Sue Brown was surprised by her 6-year-old daughter Jessica's reaction when the pair recently went into a local discount drugstore, and a clerk was running a vacuum cleaner.

"It's OK," Jessica told her mom. She said the vacuum didn't hurt her ears anymore.

Jessica always had acute sensitivity to "air noises," Brown said. She was frightened by the sound of vacuum cleaners, hair dryers and air brakes on passing trucks, and would become upset.

What changed for Jessica? Brown credits a treatment approach called Auditory Integration Training.

The training is designed to reduce sound sensitivities often found in individuals who have autism, behavior disorders, pervasive developmental disorders, attention deficit disorders, dyslexia and learning disabilities.


Jessica was 4 years old when she was diagnosed with autism, the neurological disorder that affects 400,000 people in the United States, according to Autism Society of America.
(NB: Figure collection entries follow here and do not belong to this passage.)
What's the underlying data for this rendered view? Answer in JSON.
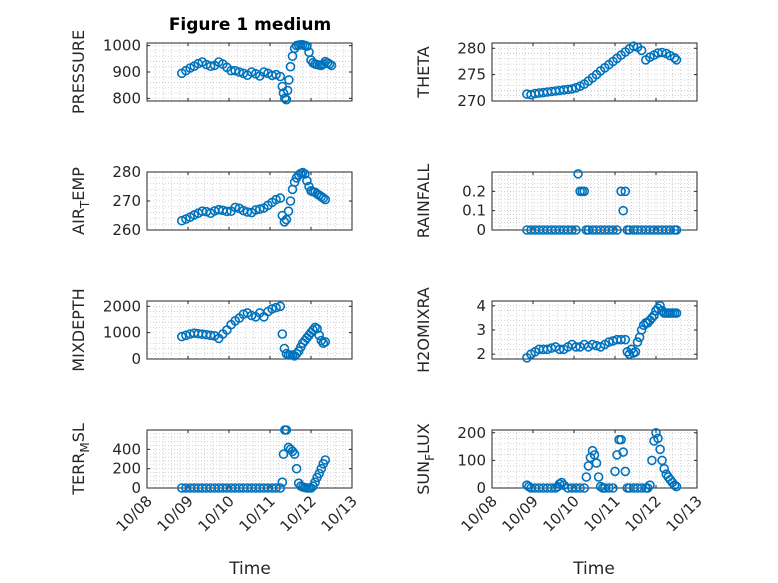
{
  "figure": {
    "title": "Figure 1 medium",
    "xlabel": "Time",
    "xtick_labels": [
      "10/08",
      "10/09",
      "10/10",
      "10/11",
      "10/12",
      "10/13"
    ],
    "xlim": [
      0,
      5
    ],
    "marker": "open-circle",
    "marker_color": "#0072bd"
  },
  "chart_data": [
    {
      "type": "scatter",
      "ylabel": "PRESSURE",
      "ylim": [
        790,
        1010
      ],
      "yticks": [
        800,
        900,
        1000
      ],
      "x": [
        0.85,
        0.95,
        1.05,
        1.15,
        1.25,
        1.35,
        1.45,
        1.55,
        1.65,
        1.75,
        1.85,
        1.95,
        2.05,
        2.15,
        2.25,
        2.35,
        2.45,
        2.55,
        2.65,
        2.75,
        2.85,
        2.95,
        3.05,
        3.15,
        3.25,
        3.3,
        3.33,
        3.36,
        3.4,
        3.43,
        3.46,
        3.5,
        3.55,
        3.6,
        3.65,
        3.7,
        3.75,
        3.8,
        3.85,
        3.9,
        3.95,
        4.0,
        4.05,
        4.1,
        4.15,
        4.2,
        4.25,
        4.3,
        4.35,
        4.4,
        4.45,
        4.5
      ],
      "y": [
        895,
        905,
        915,
        922,
        932,
        938,
        928,
        922,
        925,
        938,
        930,
        918,
        905,
        905,
        900,
        895,
        888,
        900,
        893,
        885,
        900,
        895,
        887,
        890,
        883,
        845,
        820,
        800,
        795,
        830,
        870,
        920,
        960,
        990,
        1000,
        1002,
        1003,
        1003,
        1001,
        998,
        975,
        945,
        935,
        930,
        928,
        926,
        925,
        930,
        940,
        935,
        930,
        925
      ]
    },
    {
      "type": "scatter",
      "ylabel": "THETA",
      "ylim": [
        270,
        281
      ],
      "yticks": [
        270,
        275,
        280
      ],
      "x": [
        0.85,
        0.95,
        1.05,
        1.15,
        1.25,
        1.35,
        1.45,
        1.55,
        1.65,
        1.75,
        1.85,
        1.95,
        2.05,
        2.15,
        2.25,
        2.35,
        2.45,
        2.55,
        2.65,
        2.75,
        2.85,
        2.95,
        3.05,
        3.15,
        3.25,
        3.35,
        3.45,
        3.55,
        3.65,
        3.75,
        3.85,
        3.95,
        4.05,
        4.15,
        4.25,
        4.35,
        4.45,
        4.5
      ],
      "y": [
        271.3,
        271.2,
        271.4,
        271.5,
        271.6,
        271.7,
        271.8,
        271.9,
        272.0,
        272.1,
        272.2,
        272.3,
        272.5,
        272.8,
        273.2,
        273.8,
        274.4,
        275.0,
        275.7,
        276.3,
        276.9,
        277.5,
        278.1,
        278.7,
        279.3,
        279.9,
        280.4,
        280.2,
        279.6,
        277.8,
        278.3,
        278.7,
        279.1,
        279.2,
        279.0,
        278.6,
        278.2,
        277.8
      ]
    },
    {
      "type": "scatter",
      "ylabel": "AIR_TEMP",
      "ylim": [
        260,
        280
      ],
      "yticks": [
        260,
        270,
        280
      ],
      "x": [
        0.85,
        0.95,
        1.05,
        1.15,
        1.25,
        1.35,
        1.45,
        1.55,
        1.65,
        1.75,
        1.85,
        1.95,
        2.05,
        2.15,
        2.25,
        2.35,
        2.45,
        2.55,
        2.65,
        2.75,
        2.85,
        2.95,
        3.05,
        3.15,
        3.25,
        3.3,
        3.35,
        3.4,
        3.45,
        3.5,
        3.55,
        3.6,
        3.65,
        3.7,
        3.75,
        3.8,
        3.85,
        3.9,
        3.95,
        4.0,
        4.05,
        4.1,
        4.15,
        4.2,
        4.25,
        4.3,
        4.35
      ],
      "y": [
        263.2,
        263.8,
        264.4,
        265.2,
        265.8,
        266.5,
        266.3,
        265.8,
        266.6,
        267.0,
        266.8,
        266.4,
        266.5,
        267.8,
        267.5,
        266.7,
        266.2,
        266.0,
        266.9,
        267.2,
        267.6,
        268.5,
        269.5,
        270.5,
        271.0,
        265.0,
        262.8,
        263.6,
        266.5,
        270.0,
        274.0,
        276.5,
        278.0,
        279.0,
        279.5,
        279.8,
        279.3,
        277.0,
        275.0,
        273.5,
        273.2,
        273.0,
        272.5,
        272.0,
        271.5,
        271.0,
        270.5
      ]
    },
    {
      "type": "scatter",
      "ylabel": "RAINFALL",
      "ylim": [
        0,
        0.3
      ],
      "yticks": [
        0,
        0.1,
        0.2
      ],
      "x": [
        0.85,
        0.95,
        1.05,
        1.15,
        1.25,
        1.35,
        1.45,
        1.55,
        1.65,
        1.75,
        1.85,
        1.95,
        2.05,
        2.1,
        2.15,
        2.2,
        2.25,
        2.3,
        2.35,
        2.45,
        2.55,
        2.65,
        2.75,
        2.85,
        2.95,
        3.05,
        3.15,
        3.2,
        3.25,
        3.3,
        3.35,
        3.45,
        3.55,
        3.65,
        3.75,
        3.85,
        3.95,
        4.05,
        4.15,
        4.25,
        4.35,
        4.45,
        4.5
      ],
      "y": [
        0,
        0,
        0,
        0,
        0,
        0,
        0,
        0,
        0,
        0,
        0,
        0,
        0,
        0.29,
        0.2,
        0.2,
        0.2,
        0,
        0,
        0,
        0,
        0,
        0,
        0,
        0,
        0,
        0.2,
        0.1,
        0.2,
        0,
        0,
        0,
        0,
        0,
        0,
        0,
        0,
        0,
        0,
        0,
        0,
        0,
        0
      ]
    },
    {
      "type": "scatter",
      "ylabel": "MIXDEPTH",
      "ylim": [
        0,
        2200
      ],
      "yticks": [
        0,
        1000,
        2000
      ],
      "x": [
        0.85,
        0.95,
        1.05,
        1.15,
        1.25,
        1.35,
        1.45,
        1.55,
        1.65,
        1.75,
        1.85,
        1.95,
        2.05,
        2.15,
        2.25,
        2.35,
        2.45,
        2.55,
        2.65,
        2.75,
        2.85,
        2.95,
        3.05,
        3.15,
        3.25,
        3.3,
        3.35,
        3.4,
        3.45,
        3.5,
        3.55,
        3.6,
        3.65,
        3.7,
        3.75,
        3.8,
        3.85,
        3.9,
        3.95,
        4.0,
        4.05,
        4.1,
        4.15,
        4.2,
        4.25,
        4.3,
        4.35
      ],
      "y": [
        850,
        900,
        950,
        980,
        960,
        940,
        920,
        900,
        880,
        780,
        950,
        1100,
        1300,
        1450,
        1550,
        1700,
        1750,
        1650,
        1600,
        1750,
        1600,
        1800,
        1900,
        1950,
        2000,
        950,
        400,
        200,
        150,
        150,
        150,
        120,
        200,
        300,
        450,
        600,
        700,
        800,
        900,
        1000,
        1100,
        1200,
        1150,
        900,
        700,
        600,
        650
      ]
    },
    {
      "type": "scatter",
      "ylabel": "H2OMIXRA",
      "ylim": [
        1.8,
        4.2
      ],
      "yticks": [
        2,
        3,
        4
      ],
      "x": [
        0.85,
        0.95,
        1.05,
        1.15,
        1.25,
        1.35,
        1.45,
        1.55,
        1.65,
        1.75,
        1.85,
        1.95,
        2.05,
        2.15,
        2.25,
        2.35,
        2.45,
        2.55,
        2.65,
        2.75,
        2.85,
        2.95,
        3.05,
        3.15,
        3.25,
        3.3,
        3.35,
        3.4,
        3.45,
        3.5,
        3.55,
        3.6,
        3.65,
        3.7,
        3.75,
        3.8,
        3.85,
        3.9,
        3.95,
        4.0,
        4.05,
        4.1,
        4.15,
        4.2,
        4.25,
        4.3,
        4.35,
        4.4,
        4.45,
        4.5
      ],
      "y": [
        1.85,
        2.0,
        2.1,
        2.2,
        2.2,
        2.2,
        2.25,
        2.3,
        2.2,
        2.2,
        2.3,
        2.4,
        2.3,
        2.3,
        2.4,
        2.3,
        2.4,
        2.35,
        2.3,
        2.4,
        2.5,
        2.55,
        2.6,
        2.6,
        2.6,
        2.1,
        2.0,
        2.2,
        2.05,
        2.1,
        2.5,
        2.7,
        3.0,
        3.2,
        3.3,
        3.3,
        3.4,
        3.5,
        3.6,
        3.8,
        3.9,
        4.0,
        3.8,
        3.7,
        3.7,
        3.7,
        3.7,
        3.7,
        3.7,
        3.7
      ]
    },
    {
      "type": "scatter",
      "ylabel": "TERR_MSL",
      "ylim": [
        0,
        600
      ],
      "yticks": [
        0,
        200,
        400
      ],
      "x": [
        0.85,
        0.95,
        1.05,
        1.15,
        1.25,
        1.35,
        1.45,
        1.55,
        1.65,
        1.75,
        1.85,
        1.95,
        2.05,
        2.15,
        2.25,
        2.35,
        2.45,
        2.55,
        2.65,
        2.75,
        2.85,
        2.95,
        3.05,
        3.15,
        3.25,
        3.3,
        3.33,
        3.36,
        3.4,
        3.45,
        3.5,
        3.55,
        3.6,
        3.65,
        3.7,
        3.75,
        3.8,
        3.85,
        3.9,
        3.95,
        4.0,
        4.05,
        4.1,
        4.15,
        4.2,
        4.25,
        4.3,
        4.35
      ],
      "y": [
        0,
        0,
        0,
        0,
        0,
        0,
        0,
        0,
        0,
        0,
        0,
        0,
        0,
        0,
        0,
        0,
        0,
        0,
        0,
        0,
        0,
        0,
        0,
        0,
        0,
        60,
        350,
        600,
        600,
        420,
        400,
        380,
        350,
        200,
        50,
        20,
        10,
        5,
        0,
        0,
        0,
        20,
        60,
        110,
        150,
        200,
        250,
        290
      ]
    },
    {
      "type": "scatter",
      "ylabel": "SUN_FLUX",
      "ylim": [
        0,
        210
      ],
      "yticks": [
        0,
        100,
        200
      ],
      "x": [
        0.85,
        0.9,
        0.95,
        1.05,
        1.15,
        1.25,
        1.35,
        1.45,
        1.55,
        1.6,
        1.65,
        1.7,
        1.75,
        1.85,
        1.95,
        2.05,
        2.15,
        2.25,
        2.3,
        2.35,
        2.4,
        2.45,
        2.5,
        2.55,
        2.6,
        2.65,
        2.7,
        2.75,
        2.85,
        2.95,
        3.0,
        3.05,
        3.1,
        3.15,
        3.2,
        3.25,
        3.3,
        3.35,
        3.45,
        3.55,
        3.65,
        3.75,
        3.8,
        3.85,
        3.9,
        3.95,
        4.0,
        4.05,
        4.1,
        4.15,
        4.2,
        4.25,
        4.3,
        4.35,
        4.4,
        4.45,
        4.5
      ],
      "y": [
        10,
        5,
        0,
        0,
        0,
        0,
        0,
        0,
        0,
        5,
        15,
        20,
        10,
        0,
        0,
        0,
        0,
        0,
        40,
        80,
        110,
        135,
        120,
        90,
        40,
        5,
        0,
        0,
        0,
        0,
        60,
        120,
        175,
        175,
        130,
        60,
        0,
        0,
        0,
        0,
        0,
        0,
        0,
        10,
        100,
        170,
        200,
        180,
        140,
        100,
        70,
        50,
        40,
        30,
        20,
        10,
        5
      ]
    }
  ]
}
The Potomac Heights Elementary School first-grader is classified as "high functioning," according to her mother. The little girl with bright brown eyes has the support of instructional assistants at school. She reads at a 9-year-old level, and while her mother was interviewed for this article, she happily watched a "Winnie the Pooh" video, then popped in a Super Mario Brothers video game.
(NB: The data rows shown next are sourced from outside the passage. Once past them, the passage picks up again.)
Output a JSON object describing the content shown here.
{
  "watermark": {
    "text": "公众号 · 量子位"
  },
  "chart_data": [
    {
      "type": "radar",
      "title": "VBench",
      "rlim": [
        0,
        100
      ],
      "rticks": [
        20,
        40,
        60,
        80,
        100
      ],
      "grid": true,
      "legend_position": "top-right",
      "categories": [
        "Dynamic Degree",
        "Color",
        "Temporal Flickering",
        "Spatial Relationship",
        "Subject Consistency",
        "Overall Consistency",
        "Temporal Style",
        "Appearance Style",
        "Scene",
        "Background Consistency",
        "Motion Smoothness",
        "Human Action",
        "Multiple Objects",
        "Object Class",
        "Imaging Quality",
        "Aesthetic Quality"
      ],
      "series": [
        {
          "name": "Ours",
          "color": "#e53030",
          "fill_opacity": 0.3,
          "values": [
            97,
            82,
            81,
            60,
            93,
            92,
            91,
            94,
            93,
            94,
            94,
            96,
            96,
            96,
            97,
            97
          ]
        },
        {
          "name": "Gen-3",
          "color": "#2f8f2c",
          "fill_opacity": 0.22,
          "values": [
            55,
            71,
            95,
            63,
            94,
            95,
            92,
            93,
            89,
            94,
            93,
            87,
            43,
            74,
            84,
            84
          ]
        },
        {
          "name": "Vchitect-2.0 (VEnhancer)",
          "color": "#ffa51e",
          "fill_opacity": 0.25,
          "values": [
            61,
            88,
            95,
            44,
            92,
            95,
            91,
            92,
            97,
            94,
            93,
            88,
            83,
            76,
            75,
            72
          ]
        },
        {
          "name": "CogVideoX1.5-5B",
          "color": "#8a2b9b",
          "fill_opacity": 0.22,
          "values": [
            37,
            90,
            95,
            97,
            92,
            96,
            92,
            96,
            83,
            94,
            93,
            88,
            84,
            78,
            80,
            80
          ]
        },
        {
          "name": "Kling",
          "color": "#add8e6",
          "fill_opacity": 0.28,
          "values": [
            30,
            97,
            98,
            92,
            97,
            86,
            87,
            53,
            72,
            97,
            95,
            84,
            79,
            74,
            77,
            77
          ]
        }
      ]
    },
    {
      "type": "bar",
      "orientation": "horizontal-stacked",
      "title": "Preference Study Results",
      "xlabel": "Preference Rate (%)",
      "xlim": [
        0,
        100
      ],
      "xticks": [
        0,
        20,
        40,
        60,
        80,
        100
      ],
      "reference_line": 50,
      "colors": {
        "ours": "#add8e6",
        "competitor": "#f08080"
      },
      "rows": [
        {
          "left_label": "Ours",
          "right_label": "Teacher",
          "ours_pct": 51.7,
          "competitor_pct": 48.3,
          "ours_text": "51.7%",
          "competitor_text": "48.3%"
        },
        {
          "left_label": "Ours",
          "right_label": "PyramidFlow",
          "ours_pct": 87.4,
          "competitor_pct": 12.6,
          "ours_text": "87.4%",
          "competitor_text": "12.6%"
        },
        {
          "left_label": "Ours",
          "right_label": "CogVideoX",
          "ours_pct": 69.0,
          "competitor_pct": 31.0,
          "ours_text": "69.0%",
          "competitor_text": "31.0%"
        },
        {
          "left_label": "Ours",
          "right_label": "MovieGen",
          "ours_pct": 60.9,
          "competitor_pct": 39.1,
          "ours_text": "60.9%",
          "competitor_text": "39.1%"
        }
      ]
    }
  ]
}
In July, Jessica and other local children participated in a 10-day training program. Terrie Silverman, a speech pathologist, behavioral therapist and Auditory Integration Training practitioner, from The Virginia Foundation for the Exceptional Child and Adolescent in Richmond, Va., conducted the 10 days of training. Silverman has been practicing Auditory Integration Training for six years and says she has seen some amazing results.

Modifying music

Specifically designed equipment modifies music heard through headphones in twice daily 30-minute sessions. Recordings by pop artists such as Billy Joel, Led Zeppelin, Carly Simon and Fleetwood Mac are included because they meet requirements of having a wide range of frequencies and a good beat.

Listening to the music on the training equipment made Sue Brown dizzy. Teresa Lois, whose children, Joshua, almost 7, and 8-year-old Maeghan, also participated in the Hagerstown training sessions, said it nauseated her. But what sounds distorted to Brown, Lois and Silverman appears to be soothing to the training participants, according to Silverman.
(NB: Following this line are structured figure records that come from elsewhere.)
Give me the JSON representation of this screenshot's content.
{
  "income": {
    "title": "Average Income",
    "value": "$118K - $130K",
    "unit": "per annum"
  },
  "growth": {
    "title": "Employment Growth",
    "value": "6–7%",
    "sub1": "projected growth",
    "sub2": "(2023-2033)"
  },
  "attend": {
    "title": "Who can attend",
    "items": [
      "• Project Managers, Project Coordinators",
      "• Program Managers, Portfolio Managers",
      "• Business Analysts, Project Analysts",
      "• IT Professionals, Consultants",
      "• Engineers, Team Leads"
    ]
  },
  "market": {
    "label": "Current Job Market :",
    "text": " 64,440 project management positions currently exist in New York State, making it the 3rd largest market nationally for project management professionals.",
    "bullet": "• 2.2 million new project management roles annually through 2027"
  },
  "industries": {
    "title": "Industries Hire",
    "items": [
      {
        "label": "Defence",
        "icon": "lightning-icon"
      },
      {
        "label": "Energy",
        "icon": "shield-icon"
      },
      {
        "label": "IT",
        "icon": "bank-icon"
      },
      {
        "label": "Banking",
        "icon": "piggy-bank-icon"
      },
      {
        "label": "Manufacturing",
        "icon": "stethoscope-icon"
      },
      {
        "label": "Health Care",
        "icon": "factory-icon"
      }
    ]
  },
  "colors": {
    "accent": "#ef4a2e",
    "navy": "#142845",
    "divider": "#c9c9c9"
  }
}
No one is sure how or why the training works.

"We're very young in understanding this," Silverman said.

Training is not limited to children, she said. Her own college-age daughter, who has auditory retention difficulties, has benefited.

Long-term process

Silverman had cautioned parents that seeing change can be a long-term process. Lois is taking a wait and see attitude with Joshua, who has autism. During and immediately after the AIT, Lois saw a significant increase in her son's temper tantrums. But she believes something has changed with his hearing. He's been testing things out, turning faucets and fan switches on and off. Noises, such as loading dishes into the dishwasher and thunder, haven't bothered him.

Dramatic changes

Changes in her daughter, who has Attention Deficit Hyperactivity Disorder, are dramatic. A week after the AIT sessions, Lois stopped giving Maeghan medications she had been on since 1994. She seems to be able to focus better, Lois said. "She's just grown up. She's more pleasant to be around."

Lois said she is "big into research" about what might help her children.

"I don't go with every whim," she said.

Despite the expense - it cost local families $1,000 to $1,200 per child and was not covered by health insurance - Lois says she's glad she had the training for her kids. Although she's being cautious about its effects, she believes it was a good experience.